На рассвете, по-шальному пробудившись, с леденящей душу тревогой, ополченец Взоров не понял, где он. В пустых церковных окнах серел свет, а откуда-то сбоку, совсем близко, доносилось легкое ровное урчание со странным пофыркиванием, отчего у него, как говорится, душа ушла в пятки. Он торопливо растолкал невозмутимо спящего Митю, и тот тоже ошалело смотрел на мир, на него, ничего не понимая.

– Слышишь? – испуганно прошептал он.

– А кто это? – громко спросил Митя.

– Тише ты! – вскинулся Взоров и, согнувшись, на коленях приблизился к окну.

На противоположном крутом берегу, ближе к деревне Изварино, скрытый за изломом взгорка, стоял темно-серый, пугающе громоздкий немецкий танк с черно-белым крестом, а в открытом люке, с биноклем у глаз, в черном шлеме и черной куртке, прямился фашистский офицер. Их разделяло метров сто. Взоров видел жесткий профиль – прямой нос, острый подбородок, шрам во всю щеку, отчего чудилось, что фашист зловеще ухмыляется. Он глянул на дорогу, и сердце заметалось, как пойманная птаха: на спуске, прижавшись к ельнику, затаились на шести мотоциклах с колясками двенадцать автоматчиков в квадратных касках и серых шинелях. Они настороженно ждали, похоже, команды танкиста, чтобы спускаться к мосту.

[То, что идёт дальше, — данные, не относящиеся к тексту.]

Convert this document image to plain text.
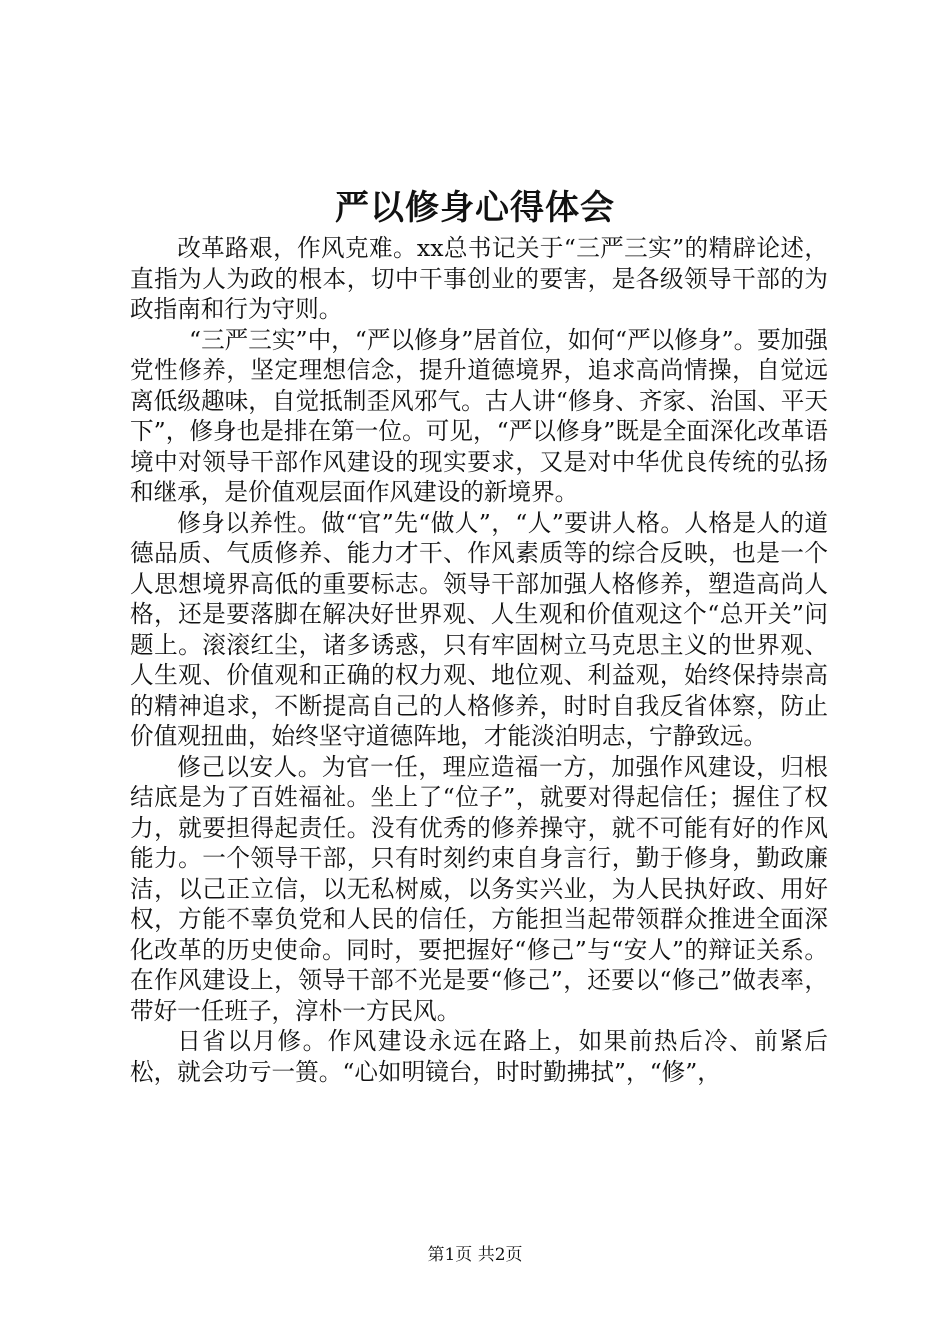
严以修身心得体会

改革路艰，作风克难。xx总书记关于“三严三实”的精辟论述，直指为人为政的根本，切中干事创业的要害，是各级领导干部的为政指南和行为守则。

“三严三实”中，“严以修身”居首位，如何“严以修身”。要加强党性修养，坚定理想信念，提升道德境界，追求高尚情操，自觉远离低级趣味，自觉抵制歪风邪气。古人讲“修身、齐家、治国、平天下”，修身也是排在第一位。可见，“严以修身”既是全面深化改革语境中对领导干部作风建设的现实要求，又是对中华优良传统的弘扬和继承，是价值观层面作风建设的新境界。

修身以养性。做“官”先“做人”，“人”要讲人格。人格是人的道德品质、气质修养、能力才干、作风素质等的综合反映，也是一个人思想境界高低的重要标志。领导干部加强人格修养，塑造高尚人格，还是要落脚在解决好世界观、人生观和价值观这个“总开关”问题上。滚滚红尘，诸多诱惑，只有牢固树立马克思主义的世界观、人生观、价值观和正确的权力观、地位观、利益观，始终保持崇高的精神追求，不断提高自己的人格修养，时时自我反省体察，防止价值观扭曲，始终坚守道德阵地，才能淡泊明志，宁静致远。

修己以安人。为官一任，理应造福一方，加强作风建设，归根结底是为了百姓福祉。坐上了“位子”，就要对得起信任；握住了权力，就要担得起责任。没有优秀的修养操守，就不可能有好的作风能力。一个领导干部，只有时刻约束自身言行，勤于修身，勤政廉洁，以己正立信，以无私树威，以务实兴业，为人民执好政、用好权，方能不辜负党和人民的信任，方能担当起带领群众推进全面深化改革的历史使命。同时，要把握好“修己”与“安人”的辩证关系。在作风建设上，领导干部不光是要“修己”，还要以“修己”做表率，带好一任班子，淳朴一方民风。

日省以月修。作风建设永远在路上，如果前热后冷、前紧后松，就会功亏一篑。“心如明镜台，时时勤拂拭”，“修”，

第1页 共2页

Побледневший Митя прошептал: «Бежим!» – и не успел Взоров, старший в охранении, что-либо сообразить, как рядовой Ситников запрыгал по кучам битого кирпича, сиганул в окно, будто через легкоатлетический барьер, и, раздувая полы шинели, припустил по снежному полю к деревне. Страх перехлестнулся в панику, и Взоров, забыв обо всем, бросился за ним вдогонку.

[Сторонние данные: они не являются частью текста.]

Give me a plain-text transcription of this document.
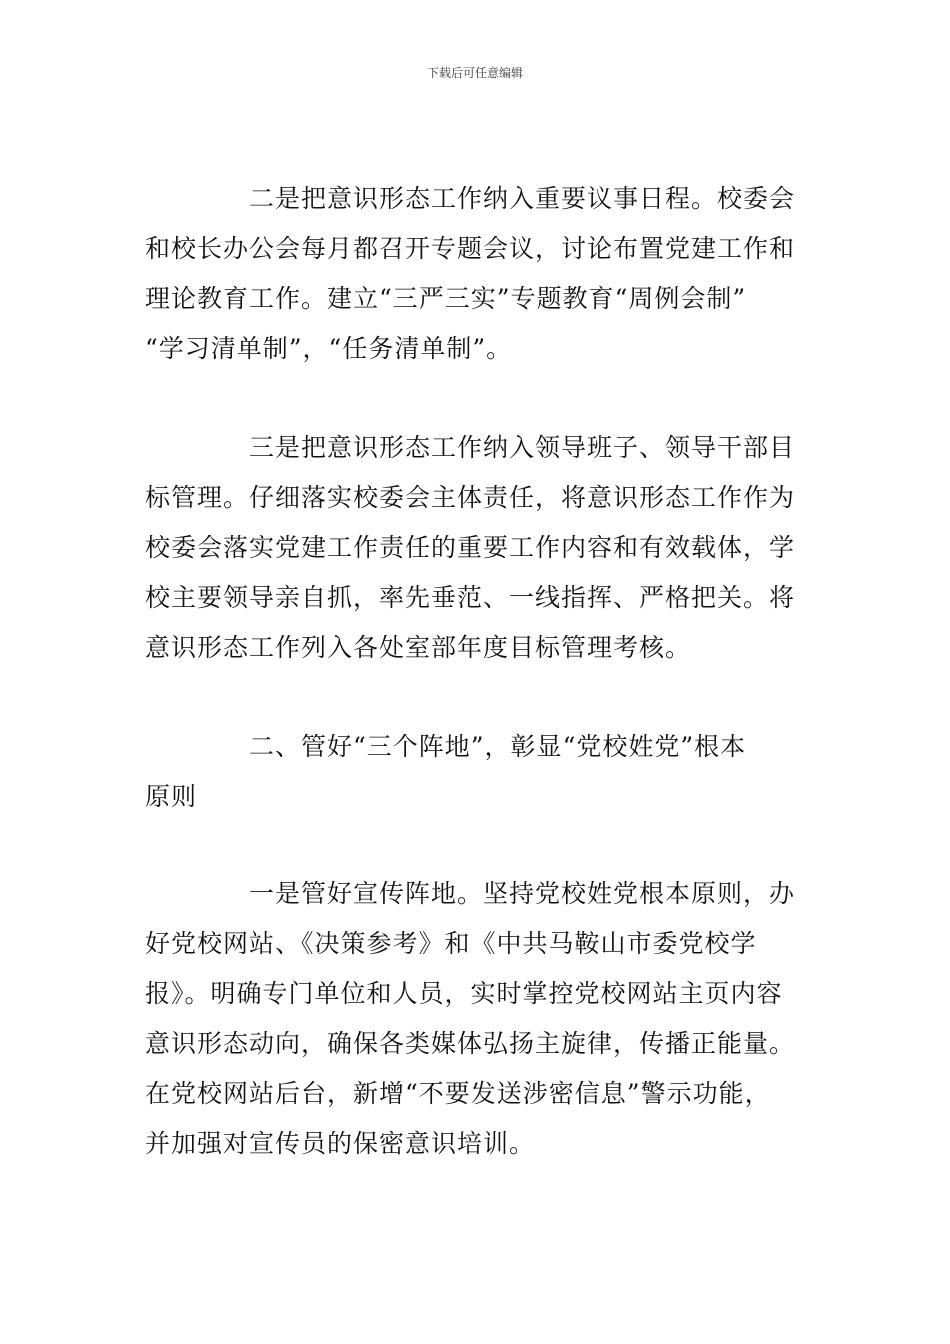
下载后可任意编辑
二是把意识形态工作纳入重要议事日程。校委会
和校长办公会每月都召开专题会议，讨论布置党建工作和
理论教育工作。建立“三严三实”专题教育“周例会制”
“学习清单制”，“任务清单制”。
三是把意识形态工作纳入领导班子、领导干部目
标管理。仔细落实校委会主体责任，将意识形态工作作为
校委会落实党建工作责任的重要工作内容和有效载体，学
校主要领导亲自抓，率先垂范、一线指挥、严格把关。将
意识形态工作列入各处室部年度目标管理考核。
二、管好“三个阵地”，彰显“党校姓党”根本
原则
一是管好宣传阵地。坚持党校姓党根本原则，办
好党校网站、《决策参考》和《中共马鞍山市委党校学
报》。明确专门单位和人员，实时掌控党校网站主页内容
意识形态动向，确保各类媒体弘扬主旋律，传播正能量。
在党校网站后台，新增“不要发送涉密信息”警示功能，
并加强对宣传员的保密意识培训。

Они уже были на середине поля, как бахнул пушечный гром. Взоров инстинктивно упал, уткнувшись в мягкий остудный снег. Осколки на разные голоса противно провизжали над ним. Наконец он приподнял голову: там, где только что бежал Митя, дымилась воронка, а пепельная белизна вокруг кропилась алыми пятнами. Взоров в ужасе пополз к воронке. Желтый песочный конус усеивали обрывки шинели и кровавой Митиной плоти. В самом низу лежала нога в растерзанном кирзовом сапоге…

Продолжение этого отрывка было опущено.